Victorin Fabre
Homme de lettre, poète et fabuliste XVIIIº – L’Écu d’or
C’était dans le bon temps; au peuple corvéable
D’un lapin de jachère on enseignait le prix¹ :
Et par de sages lois l’Europe avait appris
Ce que vaut un chevreuil sur une bonne table.
Alors vivait un prince habile, et de la loi
Suivant toujours l’esprit, sans violer la lettre…
Qui promet son pareil pourra bien dépromettre.
Même pour le bon temps, c’était un très-bon roi.
Il chassait : et voilà, dans la forêt royale,
Chiens, piqueurs et valets, tout son monde arrêté.
Tout ce monde criait : « Scandale ! »
Qu’était-ce? un criminel de lèse-majesté!
« Qu’a-t-il tué? le cerf est-il dix-cors? la bête
N’était-elle qu’un cerf à sa seconde tête? »
Qu’importe? on l’a surpris le bras ensanglanté :
On le conduit au roi. « Noble? décapité.
Dit le prince : vilain? qu’on le pende ou l’assomme.
— Je suis noble. — Tranchez! et qu’on sonne du cor.
— Mais ce n’est pas un cerf!… —Ce serait moins encor
Qu’un lièvre.. .—Excusez-moi, sire, ce n’est qu’un homme!
— Va donc!… mais, de ce pas dépose l’écu d’or.² »
L’écu d’or, Victorin Fabre
1 Louis XVI est le premier de nos rois qui l’ait méconnu, dans l’édit de I776, qui permet aux laboureurs de tuer les lapins (dans leurs champs) sans être envoyés aux galères. (L’Écu d’or)
2. On pourrait mettre encore au bas de cette fable : historique, note devenue fréquente sur les pages de roman.
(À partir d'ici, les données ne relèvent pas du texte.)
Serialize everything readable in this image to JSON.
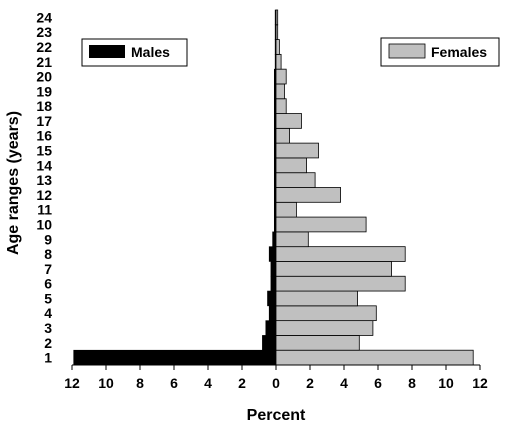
{
  "chart_data": {
    "type": "bar",
    "orientation": "horizontal-population-pyramid",
    "categories": [
      "1",
      "2",
      "3",
      "4",
      "5",
      "6",
      "7",
      "8",
      "9",
      "10",
      "11",
      "12",
      "13",
      "14",
      "15",
      "16",
      "17",
      "18",
      "19",
      "20",
      "21",
      "22",
      "23",
      "24"
    ],
    "series": [
      {
        "name": "Males",
        "color": "#000000",
        "side": "left",
        "values": [
          11.9,
          0.8,
          0.6,
          0.4,
          0.5,
          0.3,
          0.3,
          0.4,
          0.2,
          0.1,
          0.1,
          0.1,
          0.1,
          0.1,
          0.1,
          0.1,
          0.1,
          0.1,
          0.1,
          0.1,
          0.05,
          0.05,
          0.05,
          0.05
        ]
      },
      {
        "name": "Females",
        "color": "#c0c0c0",
        "side": "right",
        "values": [
          11.6,
          4.9,
          5.7,
          5.9,
          4.8,
          7.6,
          6.8,
          7.6,
          1.9,
          5.3,
          1.2,
          3.8,
          2.3,
          1.8,
          2.5,
          0.8,
          1.5,
          0.6,
          0.5,
          0.6,
          0.3,
          0.2,
          0.1,
          0.1
        ]
      }
    ],
    "xlabel": "Percent",
    "ylabel": "Age ranges (years)",
    "xlim": [
      -12,
      12
    ],
    "xticks": [
      -12,
      -10,
      -8,
      -6,
      -4,
      -2,
      0,
      2,
      4,
      6,
      8,
      10,
      12
    ],
    "xtick_labels": [
      "12",
      "10",
      "8",
      "6",
      "4",
      "2",
      "0",
      "2",
      "4",
      "6",
      "8",
      "10",
      "12"
    ],
    "grid": false,
    "legend": [
      {
        "label": "Males",
        "placement": "top-left"
      },
      {
        "label": "Females",
        "placement": "top-right"
      }
    ]
  }
}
Ce récit n’est, en effet, que l’esprit des lois de certains siècles, présenté comme en action pour le faire mieux saisir. Jusqu’au règne de Frédéric III, un noble danois qui tuait un roturier en était quitte pour déposer un écu d’or sur le cadavre. Frédéric voulut et ne put abolir ce privilège commode. Il prit alors un détour, ordonnant qu’un roturier pourrait aussi tuer un noble en déposant deux écus.